The IRDA chairman said it will create a conflict of interest if two regulators are going to monitor the action -- IRDA for payouts and the proposed Pensions Regulatory and Development Authority for contributions to pension schemes.
In developed countries except in Singapore, there is a single regulator for both life and pension, Rangachary said.
In India, only a life insurance company can offer an annuity, he said. "When you talk of pension, which is nothing but an annuity, insurance companies are better equipped to collect funds, accumulate them, invest them and pay out at designated dates.
Running a pension business involves a long time-span and requires investment expertise. The life companies proved that they have both," Rangachary said.
The pension companies need to revaluate their liabilities from time to time, match the liability and take into account the investment income, be in a position to reward their investors well, he said.
Because of the long time period involved, the new companies might find it difficult to match their investments and liabilities.
In addition to this, investors of these policies will not be content with less than average returns while the average real returns will be lower because of the various imponderables like investment norms laid down by the new authority, he said.
"If you are going to have a pension fund manager within a life company, it severely restricts his activity to accumulation, gives him enough time to invest in a manner which will enhance the return on investment.
He can invest the money in as risky an investment as the customer wants, or he can go for a whole government bonds investment or a combination.

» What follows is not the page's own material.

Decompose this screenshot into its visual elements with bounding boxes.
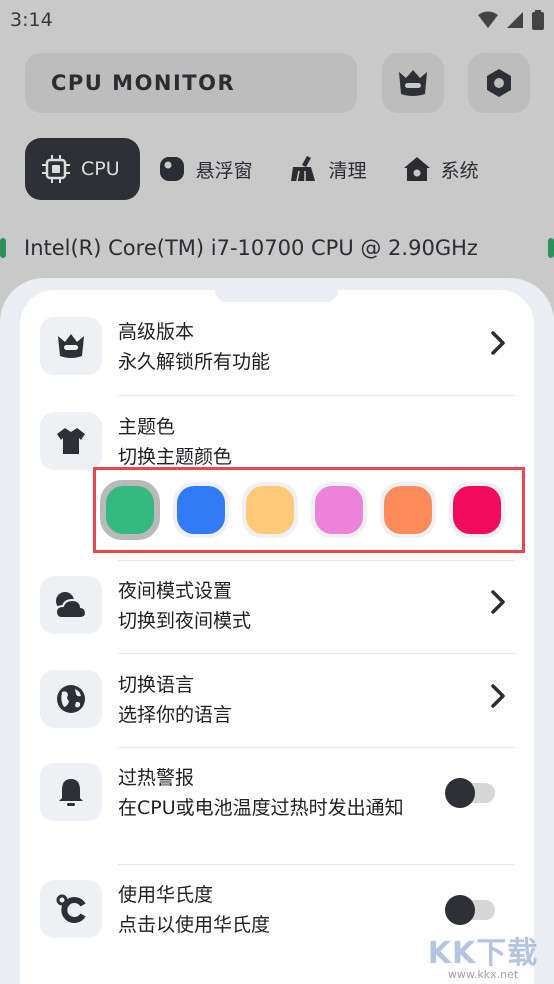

So what will happen is you can convert these investments into a larger principal than what you get in an insurance policy. The larger the principal sum is, the larger will be the pension," he said.
"There are charges that life companies do not know how to manage their funds and they do not have investment expertise But, I would like to ask which company had as much investment as the LIC has.
All these asset management companies put together do not have even 10 per cent of the LIC's corpus, which is at Rs 2,40,000 crore (Rs 2,400 billion) and the corporation invests about Rs 30,000 crore (Rs 300 billion) afresh every year in the market," he said.